Arcadia, that is right on the mark. Men are sure they wouldn’t do it themselves, but the idea of barring all men from something makes them feel like you are saying they personally are a threat to women. My husband gets upset when he’s on a walk and a woman crosses the street to avoid him. He doesn’t get why she might want to avoid all men, even 70 year old nearly debilitated men. “Why would she be scared of an elderly man? She can outrun and outpunch me even if she’s not good at either.”
The whole idea feels like a personal attack. I imagine for TiFs, it feels the same way.
One problem I see with that attitude is that a lot of men can’t see their own behavior. They might notice it in other men…see, he’s sexist, I’m not…but not notice that their own actions are unacceptable. Trans are sort of in the same category. I think a lot of the trans who attack people, even attack elderly women, see predatory or aggressive behavior as being some one else. They see the attacks they make as self-defense and therefore justified.
@NiV;
The conservatives came to the right conclusion because their main objection to homosexuality rested on the belief that it was unnatural, ungodly, and sinful. The protests were ultimately fueled by distaste and disgust. Those reasons are all vulnerable to anything that humanizes gay people, that turns them from pariahs into friends. Knowing a member of the other group can indeed dispel the feeling that they’re Other. Pat is gay, but such a wonderful person.
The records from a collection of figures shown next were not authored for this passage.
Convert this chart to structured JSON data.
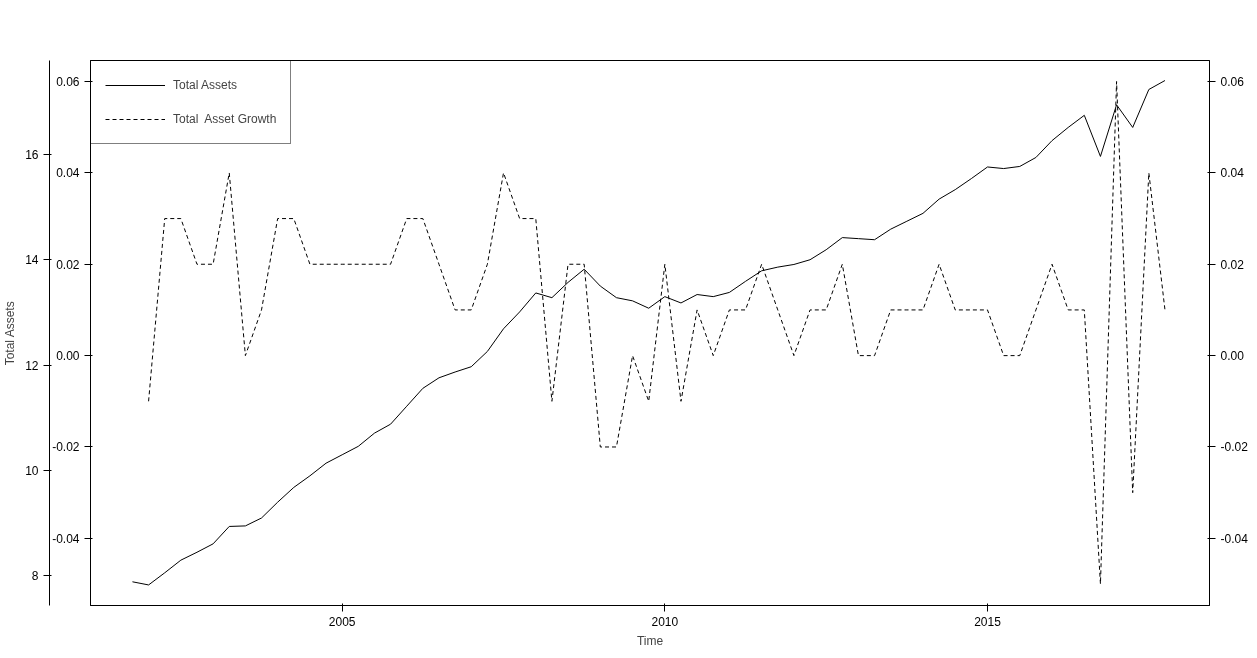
{
  "chart_data": {
    "type": "line",
    "xlabel": "Time",
    "ylabel": "Total Assets",
    "xlim": [
      2001.1,
      2018.44
    ],
    "xticks": [
      2005,
      2010,
      2015
    ],
    "ylim": [
      7.44,
      17.78
    ],
    "yticks": [
      8,
      10,
      12,
      14,
      16
    ],
    "y2lim": [
      -0.0547,
      0.0646
    ],
    "y2ticks": [
      -0.04,
      -0.02,
      {
        "value": 0,
        "label": "0.00"
      },
      0.02,
      0.04,
      0.06
    ],
    "y3lim": [
      -0.0547,
      0.0646
    ],
    "y3ticks": [
      -0.04,
      -0.02,
      {
        "value": 0,
        "label": "0.00"
      },
      0.02,
      0.04,
      0.06
    ],
    "grid": false,
    "legend": "top left",
    "marker": "none",
    "series": [
      {
        "name": "Total Assets",
        "color": "#000000",
        "line_style": "solid",
        "x": [
          2001.75,
          2002.0,
          2002.25,
          2002.5,
          2002.75,
          2003.0,
          2003.25,
          2003.5,
          2003.75,
          2004.0,
          2004.25,
          2004.5,
          2004.75,
          2005.0,
          2005.25,
          2005.5,
          2005.75,
          2006.0,
          2006.25,
          2006.5,
          2006.75,
          2007.0,
          2007.25,
          2007.5,
          2007.75,
          2008.0,
          2008.25,
          2008.5,
          2008.75,
          2009.0,
          2009.25,
          2009.5,
          2009.75,
          2010.0,
          2010.25,
          2010.5,
          2010.75,
          2011.0,
          2011.25,
          2011.5,
          2011.75,
          2012.0,
          2012.25,
          2012.5,
          2012.75,
          2013.0,
          2013.25,
          2013.5,
          2013.75,
          2014.0,
          2014.25,
          2014.5,
          2014.75,
          2015.0,
          2015.25,
          2015.5,
          2015.75,
          2016.0,
          2016.25,
          2016.5,
          2016.75,
          2017.0,
          2017.25,
          2017.5,
          2017.75
        ],
        "values": [
          7.89,
          7.83,
          8.06,
          8.3,
          8.45,
          8.61,
          8.94,
          8.95,
          9.1,
          9.4,
          9.68,
          9.9,
          10.14,
          10.3,
          10.46,
          10.71,
          10.88,
          11.22,
          11.56,
          11.76,
          11.87,
          11.97,
          12.26,
          12.69,
          13.01,
          13.37,
          13.28,
          13.57,
          13.82,
          13.5,
          13.28,
          13.22,
          13.08,
          13.3,
          13.18,
          13.34,
          13.3,
          13.38,
          13.59,
          13.79,
          13.86,
          13.91,
          14.0,
          14.19,
          14.42,
          14.4,
          14.38,
          14.58,
          14.73,
          14.88,
          15.15,
          15.33,
          15.54,
          15.76,
          15.73,
          15.77,
          15.94,
          16.26,
          16.51,
          16.74,
          15.96,
          16.94,
          16.51,
          17.23,
          17.4
        ]
      },
      {
        "name": "Total  Asset Growth",
        "color": "#000000",
        "line_style": "dashed",
        "axis": "y2",
        "x": [
          2002.0,
          2002.25,
          2002.5,
          2002.75,
          2003.0,
          2003.25,
          2003.5,
          2003.75,
          2004.0,
          2004.25,
          2004.5,
          2004.75,
          2005.0,
          2005.25,
          2005.5,
          2005.75,
          2006.0,
          2006.25,
          2006.5,
          2006.75,
          2007.0,
          2007.25,
          2007.5,
          2007.75,
          2008.0,
          2008.25,
          2008.5,
          2008.75,
          2009.0,
          2009.25,
          2009.5,
          2009.75,
          2010.0,
          2010.25,
          2010.5,
          2010.75,
          2011.0,
          2011.25,
          2011.5,
          2011.75,
          2012.0,
          2012.25,
          2012.5,
          2012.75,
          2013.0,
          2013.25,
          2013.5,
          2013.75,
          2014.0,
          2014.25,
          2014.5,
          2014.75,
          2015.0,
          2015.25,
          2015.5,
          2015.75,
          2016.0,
          2016.25,
          2016.5,
          2016.75,
          2017.0,
          2017.25,
          2017.5,
          2017.75
        ],
        "values": [
          -0.01,
          0.03,
          0.03,
          0.02,
          0.02,
          0.04,
          0.0,
          0.01,
          0.03,
          0.03,
          0.02,
          0.02,
          0.02,
          0.02,
          0.02,
          0.02,
          0.03,
          0.03,
          0.02,
          0.01,
          0.01,
          0.02,
          0.04,
          0.03,
          0.03,
          -0.01,
          0.02,
          0.02,
          -0.02,
          -0.02,
          0.0,
          -0.01,
          0.02,
          -0.01,
          0.01,
          0.0,
          0.01,
          0.01,
          0.02,
          0.01,
          0.0,
          0.01,
          0.01,
          0.02,
          0.0,
          0.0,
          0.01,
          0.01,
          0.01,
          0.02,
          0.01,
          0.01,
          0.01,
          0.0,
          0.0,
          0.01,
          0.02,
          0.01,
          0.01,
          -0.05,
          0.06,
          -0.03,
          0.04,
          0.01
        ]
      }
    ]
  }
}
Trans Activists have bought into the idea that being trans is like being gay and objections are fueled by an emotion-laden perspective that someone saying they’re not a member of their biological sex (assigned-at-birth) is against nature the same way homosexuality is against nature — meaning morally wrong. But that’s different than the argument that it’s factually false because sex is a category in nature. Pat’s not wicked, but mistaken.
A gender critical position regarding trans identities would be more like a conservative denying that anybody ever had same-sex sex. Obviously, they didn’t do that.